If the source runs out of input, or fills the output buffer, it must return the value StreamState.OUTPUT_NEEDED. When Vertica gets this return value, it will call the method again. This second call occurs after the output buffer has been processed by the next stage in the data-load process. Returning StreamState.DONE indicates that all of the data from the source has been read.

The user can cancel the load operation, which aborts reading.

Tearing Down
COPY calls destroy() after the last time that process() is called. This method frees any resources reserved by the setup() or process() methods, such as file handles or network connections that the setup() method allocated.

Accessors

A source can define two accessors, getSize() and getUri().

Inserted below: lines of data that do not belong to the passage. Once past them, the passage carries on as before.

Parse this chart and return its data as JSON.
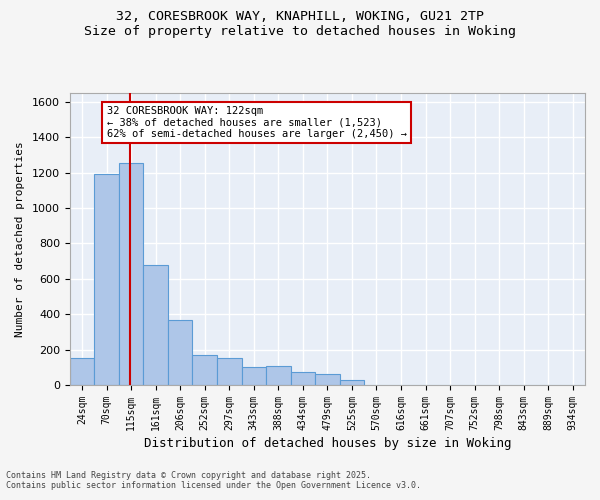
{
  "title_line1": "32, CORESBROOK WAY, KNAPHILL, WOKING, GU21 2TP",
  "title_line2": "Size of property relative to detached houses in Woking",
  "xlabel": "Distribution of detached houses by size in Woking",
  "ylabel": "Number of detached properties",
  "bar_color": "#aec6e8",
  "bar_edge_color": "#5b9bd5",
  "bg_color": "#e8eef7",
  "grid_color": "#ffffff",
  "bins": [
    "24sqm",
    "70sqm",
    "115sqm",
    "161sqm",
    "206sqm",
    "252sqm",
    "297sqm",
    "343sqm",
    "388sqm",
    "434sqm",
    "479sqm",
    "525sqm",
    "570sqm",
    "616sqm",
    "661sqm",
    "707sqm",
    "752sqm",
    "798sqm",
    "843sqm",
    "889sqm",
    "934sqm"
  ],
  "values": [
    155,
    1195,
    1255,
    680,
    370,
    170,
    155,
    100,
    105,
    75,
    65,
    30,
    0,
    0,
    0,
    0,
    0,
    0,
    0,
    0,
    0
  ],
  "property_line_x": 1.95,
  "property_size": "122sqm",
  "annotation_text": "32 CORESBROOK WAY: 122sqm\n← 38% of detached houses are smaller (1,523)\n62% of semi-detached houses are larger (2,450) →",
  "annotation_box_color": "#ffffff",
  "annotation_border_color": "#cc0000",
  "vline_color": "#cc0000",
  "ylim": [
    0,
    1650
  ],
  "yticks": [
    0,
    200,
    400,
    600,
    800,
    1000,
    1200,
    1400,
    1600
  ],
  "footer_line1": "Contains HM Land Registry data © Crown copyright and database right 2025.",
  "footer_line2": "Contains public sector information licensed under the Open Government Licence v3.0."
}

COPY might call getSize() to estimate the number of bytes of data to be read before calling process(). This value is an estimate only and is used to indicate the file size in the LOAD_STREAMS table. Because Vertica can call this method before calling setup(), getSize() must not rely on any resources allocated by setup().

This method should not leave any resources open. For example, do not save any file handles opened by getSize() for use by the process() method. Doing so can exhaust the available resources, because Vertica calls getSize() on all instances of your UDSource subclass before any data is loaded. If many data sources are being opened, these open file handles could use up the system's supply of file handles. Thus, none would remain available to perform the actual data load.

Vertica calls getUri() during execution to update status information about which resources are currently being loaded. It returns the URI of the data source being read by this UDSource.